Well no, the issue is that the ps4 is constraining the tcp receive window (which is how much data is in flight at once), so if your ISP DNS gives you a CDN node that's 200ms away but google's DNS gives you a CDN node that's 10ms away, you get receive_window bytes every 10ms instead of every 200ms.

There's a similar thing happening (different DNS giving vastly different experience) with Netflix as well: Netflix has local nodes _inside_ many ISP's networks, close to ISP subscribers. If you use your ISP's DNS (and if they're doing their job properly), they'll send you to one of the local nodes and it'll take much less time to buffer, your stream will start faster, you'll drop less etc.
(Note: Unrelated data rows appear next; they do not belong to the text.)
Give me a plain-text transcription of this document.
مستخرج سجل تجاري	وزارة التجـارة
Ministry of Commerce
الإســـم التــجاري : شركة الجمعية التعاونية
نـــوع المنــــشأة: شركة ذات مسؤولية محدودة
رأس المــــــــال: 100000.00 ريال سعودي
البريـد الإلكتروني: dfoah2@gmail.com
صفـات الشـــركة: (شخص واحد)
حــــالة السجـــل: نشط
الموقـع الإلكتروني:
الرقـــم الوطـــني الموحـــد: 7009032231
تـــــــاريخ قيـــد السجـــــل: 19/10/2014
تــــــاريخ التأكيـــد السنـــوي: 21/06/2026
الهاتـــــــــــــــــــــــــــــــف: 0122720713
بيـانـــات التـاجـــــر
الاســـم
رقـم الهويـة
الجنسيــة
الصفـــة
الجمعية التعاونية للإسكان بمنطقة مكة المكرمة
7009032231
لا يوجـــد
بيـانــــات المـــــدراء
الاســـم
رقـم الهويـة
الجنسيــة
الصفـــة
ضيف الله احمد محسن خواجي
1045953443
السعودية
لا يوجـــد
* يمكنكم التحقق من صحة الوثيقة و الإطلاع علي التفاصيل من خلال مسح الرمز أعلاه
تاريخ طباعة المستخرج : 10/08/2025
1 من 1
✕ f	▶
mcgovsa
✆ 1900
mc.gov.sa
Whereas if you use Google's DNS, they don't (necessarily) know the inner workings of your ISP so they send you to a generic Netflix CDN node that's near-ish but still probably 10-100x "farther" as the photon flies.

If you want to have a mix of DNS settings per domain name, you can set up a dnsmasq inside your network and configure it to recurse to google's DNS normally but recurse to your ISP's DNS for just netflix.com, nflxvideo.com etc. see for instance [0] for one way to set that up. they have it running on a dd-wrt router but I have it running just on some rando linux machine somewhere in the house and configure my DHCP to tell everything to use that machine's IP as the primary DNS.

[0] https://github.com/ab77/netflix-proxy/wiki/setting-up-netfli...


Hmmm, does that actually improve speeds for Netflix, or was that somebody just doing it because they thought it would?

It's been a while since I've looked into it, but I thought that Netflix's devices peer with the provider's routers and intercept traffic through that way, so the DNS server shouldn't matter (because they would share the same IPs as the publicly accessible CDN load balancers).

I thought most CDNs worked that way now - using DNS never really worked well.


Anecdata: Office 365 will put you on an APAC CDN instead of an AU CDN if you use Google Public DNS from Australia, but not so if you use local ISP DNS (like, say, Telstra's).


I'm using Internode's DNS here and I get servers from Hong Kong and Singapore mostly.


I have only my own anecdata, which strongly support the hypothesis.